魔王軍でも会議は無駄。第3話

 魔王城の地下には驚くべき広さの地下空間があった。

 それこそ、広大な魔王城がすっぽり入るほどの広さだ。

 ここでは何もかもがあほらしくなるほど大きい。

 地下空洞の崖沿いに永遠と造られたくだり階段を降りていく。

 崖の岩肌からは、汽水湖の水がにじみ出ているのか、ところどころから水が滴り流れ出ている。

 その水はとても臭い。汽水湖なので多少の磯臭さはあるのだろうが、磯臭さというよりはまた違った、なにかが腐ったような嫌な生臭さを感じる。

 崖沿いの階段を数分降ったところで、外界からの光が完全になくなる。

 普通の人間では何も見えない暗闇なのだろうが、今の私は吸血鬼だ。外の眩しい陽の光よりもこの暗闇の方がよく見渡せる。

 そこは異様な場所だった。

 ランスの奴が地獄と言っていたのもうなずける。

 この地下空間は絶壁の崖に覆われた盆地のような場所だ。

 それを蓋する様に巨大な魔王城が立てられているのがこの地下空間に来ると理解できる。

 いや、実際にはこの場所を守るために魔王城は蓋をする様に建てられたのかもしれない。

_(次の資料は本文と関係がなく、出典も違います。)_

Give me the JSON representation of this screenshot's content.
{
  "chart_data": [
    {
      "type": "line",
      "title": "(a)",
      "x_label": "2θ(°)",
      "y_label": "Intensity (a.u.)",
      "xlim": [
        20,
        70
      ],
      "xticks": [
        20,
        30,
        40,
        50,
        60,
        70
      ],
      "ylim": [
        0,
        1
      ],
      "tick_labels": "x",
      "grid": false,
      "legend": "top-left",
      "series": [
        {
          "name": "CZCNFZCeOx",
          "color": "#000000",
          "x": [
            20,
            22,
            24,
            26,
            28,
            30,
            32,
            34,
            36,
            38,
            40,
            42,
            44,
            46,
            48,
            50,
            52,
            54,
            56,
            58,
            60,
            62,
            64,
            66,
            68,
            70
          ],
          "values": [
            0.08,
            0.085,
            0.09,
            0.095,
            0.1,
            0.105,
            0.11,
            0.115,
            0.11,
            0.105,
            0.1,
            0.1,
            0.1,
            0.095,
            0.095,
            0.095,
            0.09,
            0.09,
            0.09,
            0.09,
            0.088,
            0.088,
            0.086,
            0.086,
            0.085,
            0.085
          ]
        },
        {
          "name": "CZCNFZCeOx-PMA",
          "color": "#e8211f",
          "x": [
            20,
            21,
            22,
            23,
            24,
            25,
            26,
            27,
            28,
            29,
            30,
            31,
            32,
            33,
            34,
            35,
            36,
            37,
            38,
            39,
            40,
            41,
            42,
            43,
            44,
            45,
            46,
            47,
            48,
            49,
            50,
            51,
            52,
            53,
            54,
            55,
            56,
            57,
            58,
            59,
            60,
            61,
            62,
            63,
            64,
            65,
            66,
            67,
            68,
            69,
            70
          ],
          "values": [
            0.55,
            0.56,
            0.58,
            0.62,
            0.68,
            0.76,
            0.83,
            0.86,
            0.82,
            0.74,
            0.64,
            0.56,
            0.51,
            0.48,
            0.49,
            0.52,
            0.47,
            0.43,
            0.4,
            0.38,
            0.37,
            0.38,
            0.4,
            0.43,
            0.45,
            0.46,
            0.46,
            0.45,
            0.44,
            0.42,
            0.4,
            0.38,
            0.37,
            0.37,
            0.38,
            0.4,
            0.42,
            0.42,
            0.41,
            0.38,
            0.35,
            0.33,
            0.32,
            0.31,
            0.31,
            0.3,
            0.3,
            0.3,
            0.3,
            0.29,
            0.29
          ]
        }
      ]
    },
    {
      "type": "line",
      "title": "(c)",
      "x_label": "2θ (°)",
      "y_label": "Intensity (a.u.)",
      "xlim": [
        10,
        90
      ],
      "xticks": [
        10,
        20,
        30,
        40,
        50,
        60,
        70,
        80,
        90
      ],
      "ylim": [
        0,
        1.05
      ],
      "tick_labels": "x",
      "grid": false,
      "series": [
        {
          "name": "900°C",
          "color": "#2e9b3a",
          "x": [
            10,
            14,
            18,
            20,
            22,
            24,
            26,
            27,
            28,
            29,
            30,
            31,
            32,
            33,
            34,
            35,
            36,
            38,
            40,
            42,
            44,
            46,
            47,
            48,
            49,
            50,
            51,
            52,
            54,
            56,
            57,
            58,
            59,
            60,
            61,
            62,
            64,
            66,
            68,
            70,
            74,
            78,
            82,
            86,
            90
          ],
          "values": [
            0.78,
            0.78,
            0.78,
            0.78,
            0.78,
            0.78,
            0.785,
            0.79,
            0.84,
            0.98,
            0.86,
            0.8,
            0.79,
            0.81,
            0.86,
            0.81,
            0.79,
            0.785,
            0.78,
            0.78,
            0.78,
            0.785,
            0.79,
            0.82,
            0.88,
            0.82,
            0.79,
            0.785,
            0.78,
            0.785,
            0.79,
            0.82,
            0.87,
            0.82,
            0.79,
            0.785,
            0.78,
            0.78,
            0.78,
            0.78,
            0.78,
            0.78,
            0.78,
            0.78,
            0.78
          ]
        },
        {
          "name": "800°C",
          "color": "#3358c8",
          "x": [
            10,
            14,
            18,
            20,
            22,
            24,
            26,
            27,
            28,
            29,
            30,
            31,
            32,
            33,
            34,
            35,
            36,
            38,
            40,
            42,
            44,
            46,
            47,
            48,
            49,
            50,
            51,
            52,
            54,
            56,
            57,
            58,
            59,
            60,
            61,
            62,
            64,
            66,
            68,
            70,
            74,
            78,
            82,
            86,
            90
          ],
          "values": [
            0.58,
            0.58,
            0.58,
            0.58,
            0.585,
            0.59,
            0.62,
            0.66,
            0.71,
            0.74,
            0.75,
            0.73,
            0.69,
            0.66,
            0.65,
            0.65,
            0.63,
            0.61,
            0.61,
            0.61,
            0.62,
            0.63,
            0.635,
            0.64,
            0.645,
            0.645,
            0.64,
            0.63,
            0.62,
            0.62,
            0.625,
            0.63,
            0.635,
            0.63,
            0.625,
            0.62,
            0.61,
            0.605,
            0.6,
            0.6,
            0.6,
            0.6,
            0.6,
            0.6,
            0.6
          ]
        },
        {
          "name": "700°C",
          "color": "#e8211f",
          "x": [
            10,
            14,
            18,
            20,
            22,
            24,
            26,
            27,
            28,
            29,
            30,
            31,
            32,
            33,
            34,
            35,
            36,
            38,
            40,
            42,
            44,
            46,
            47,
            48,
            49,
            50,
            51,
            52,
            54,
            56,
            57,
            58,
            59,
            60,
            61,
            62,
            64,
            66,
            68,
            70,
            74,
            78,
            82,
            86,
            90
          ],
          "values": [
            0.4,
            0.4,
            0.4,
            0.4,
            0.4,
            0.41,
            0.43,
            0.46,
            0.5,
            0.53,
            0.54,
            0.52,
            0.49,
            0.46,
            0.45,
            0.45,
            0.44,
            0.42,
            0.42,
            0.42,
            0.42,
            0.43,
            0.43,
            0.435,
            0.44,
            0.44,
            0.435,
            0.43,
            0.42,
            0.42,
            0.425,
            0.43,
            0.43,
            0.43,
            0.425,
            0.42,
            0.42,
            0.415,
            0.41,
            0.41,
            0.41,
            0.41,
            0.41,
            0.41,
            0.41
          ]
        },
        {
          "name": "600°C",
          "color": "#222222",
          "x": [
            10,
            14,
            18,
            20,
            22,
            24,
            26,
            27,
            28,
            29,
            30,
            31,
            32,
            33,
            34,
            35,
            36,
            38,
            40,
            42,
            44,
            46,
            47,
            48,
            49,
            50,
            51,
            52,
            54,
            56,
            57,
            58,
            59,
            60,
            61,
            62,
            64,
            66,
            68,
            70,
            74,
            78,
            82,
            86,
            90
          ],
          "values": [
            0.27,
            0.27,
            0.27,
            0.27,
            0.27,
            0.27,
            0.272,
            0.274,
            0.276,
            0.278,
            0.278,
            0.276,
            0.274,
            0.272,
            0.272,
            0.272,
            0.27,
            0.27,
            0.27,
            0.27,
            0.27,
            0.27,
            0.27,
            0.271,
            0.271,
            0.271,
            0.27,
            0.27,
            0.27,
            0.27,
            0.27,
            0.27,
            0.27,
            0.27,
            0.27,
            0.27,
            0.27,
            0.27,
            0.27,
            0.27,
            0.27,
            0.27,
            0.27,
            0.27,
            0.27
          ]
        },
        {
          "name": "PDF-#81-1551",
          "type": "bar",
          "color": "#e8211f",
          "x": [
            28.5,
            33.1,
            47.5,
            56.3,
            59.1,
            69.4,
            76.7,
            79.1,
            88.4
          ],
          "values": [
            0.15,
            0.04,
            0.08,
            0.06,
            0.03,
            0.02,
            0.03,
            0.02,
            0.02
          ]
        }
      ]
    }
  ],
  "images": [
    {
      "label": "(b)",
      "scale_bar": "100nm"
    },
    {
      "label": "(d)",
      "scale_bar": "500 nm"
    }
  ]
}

 なぜなら、この地には未だに闇の女神が眠っていると言われているからだ。魔王城はまさに地獄の蓋なのかもしれない。

 また石橋の外にいるミリオンズの連中の最終目的は、その闇の女神の討伐だ。

 だから、ミリオンズの連中もあの石橋を壊せずにいる。

 魔王軍を全滅させるだけなら、石橋を壊してしまえば、現状はそれで実質魔王軍の無力化はできてしまう。

 何にでも襲いかかる海竜共がいるので、それで魔王軍を永遠にこの島に閉じ込めておくことができる。あの石橋を再建することも海竜がいるので事実上不可能だ。

 が、それでも闇の女神が再び目覚めるようなことにでもなれば話は別だ。

 そうなってしまえば、滅ぼされるのはミリオンズであり聖帝国の方だ。

 そのためにも、ミリオンズは闇の女神が覚醒する前に、この地下空間に到達し、闇の女神が復活しないように完全に葬り去らなければならない。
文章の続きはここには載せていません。